Il avait décidé de s’occuper de toute la rampe. Il avait au moins trois grosses journées de travail en perspective, sans doute davantage. Des contretemps surviendraient fatalement. Et puis il était moins résistant qu’avant. Même quand ça le prenait, quand il ne voulait plus lâcher ses outils et qu’il s’imaginait un temps que tout était encore possible, même et surtout dans ces cas-là, il ne fallait pas qu’il oublie ses limites. Une fois déjà, il avait trop forcé, cela ne devait pas se reproduire. C’était vraiment ridicule. Il avait travaillé pendant trente ans, sans manquer une seule journée. Et ce n’était que le début, avait-il plaisanté, levant sa chope vers l’assemblée, à l’occasion d’une petite fête organisée dans la salle des professeurs : Vous ne vous débarrasserez pas de moi comme ça, avait-il dit, de toute façon, lui avait rétorqué quelqu’un d’autre, vous ne pouvez pas vous en passer.

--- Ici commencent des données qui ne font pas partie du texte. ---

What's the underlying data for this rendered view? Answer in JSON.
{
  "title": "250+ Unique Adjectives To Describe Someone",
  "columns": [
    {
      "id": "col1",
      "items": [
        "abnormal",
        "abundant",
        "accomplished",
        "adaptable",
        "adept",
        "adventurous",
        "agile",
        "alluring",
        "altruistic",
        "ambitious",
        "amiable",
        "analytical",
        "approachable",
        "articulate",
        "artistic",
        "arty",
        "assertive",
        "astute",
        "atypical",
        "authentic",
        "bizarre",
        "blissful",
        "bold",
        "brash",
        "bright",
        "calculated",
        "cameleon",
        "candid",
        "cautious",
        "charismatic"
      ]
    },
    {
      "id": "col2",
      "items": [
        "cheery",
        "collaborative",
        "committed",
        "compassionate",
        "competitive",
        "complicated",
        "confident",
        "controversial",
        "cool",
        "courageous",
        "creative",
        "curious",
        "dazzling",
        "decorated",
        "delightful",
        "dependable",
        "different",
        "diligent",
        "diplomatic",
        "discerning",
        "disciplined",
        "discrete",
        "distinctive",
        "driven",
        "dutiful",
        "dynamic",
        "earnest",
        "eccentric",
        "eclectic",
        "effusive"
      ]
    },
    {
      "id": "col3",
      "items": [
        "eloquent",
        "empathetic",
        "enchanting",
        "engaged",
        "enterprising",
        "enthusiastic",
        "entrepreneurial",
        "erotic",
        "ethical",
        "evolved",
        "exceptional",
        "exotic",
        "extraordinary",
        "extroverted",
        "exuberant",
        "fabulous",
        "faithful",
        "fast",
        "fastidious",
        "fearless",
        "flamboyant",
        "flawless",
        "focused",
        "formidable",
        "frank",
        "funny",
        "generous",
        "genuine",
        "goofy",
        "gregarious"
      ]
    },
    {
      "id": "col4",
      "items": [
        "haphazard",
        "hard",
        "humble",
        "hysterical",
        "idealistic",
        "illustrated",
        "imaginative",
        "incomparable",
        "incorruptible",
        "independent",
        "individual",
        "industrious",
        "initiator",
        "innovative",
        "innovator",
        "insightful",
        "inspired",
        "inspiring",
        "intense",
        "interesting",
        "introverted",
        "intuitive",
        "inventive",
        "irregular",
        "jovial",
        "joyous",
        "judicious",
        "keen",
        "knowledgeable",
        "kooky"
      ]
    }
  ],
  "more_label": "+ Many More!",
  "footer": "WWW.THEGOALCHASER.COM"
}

Des gens comme ça, il en avait toujours existé. Mais autrefois, quand les collègues se réunissaient juste avant Noël et en fin d’année pour prendre un verre chez le Grec, Schramm avait toujours été de la partie. La dernière fois, il était resté jusqu’au petit matin, de plus en plus gai comme tous ceux qui l’entouraient, jusqu’au moment où il avait vu tout en double. Tu ne perds absolument jamais ton sang-froid, lui avait demandé la stagiaire en posant sa tête dans sa main pour le regarder par en dessous. Schramm frappait si fort les dalles avec la lame de la pioche que des étincelles jaillissaient. Et pourtant, il pouvait être content de lui. Bientôt il aurait terminé la première rangée, la plus difficile. Il était presque arrivé, devant le talus herbeux, au petit coin de terre rase où poussait la clématite qui laissait faner ses ombelles veloutées dans sa nuque et enroulait ses branches autour des fils de fer qu’il avait tendus pour elle.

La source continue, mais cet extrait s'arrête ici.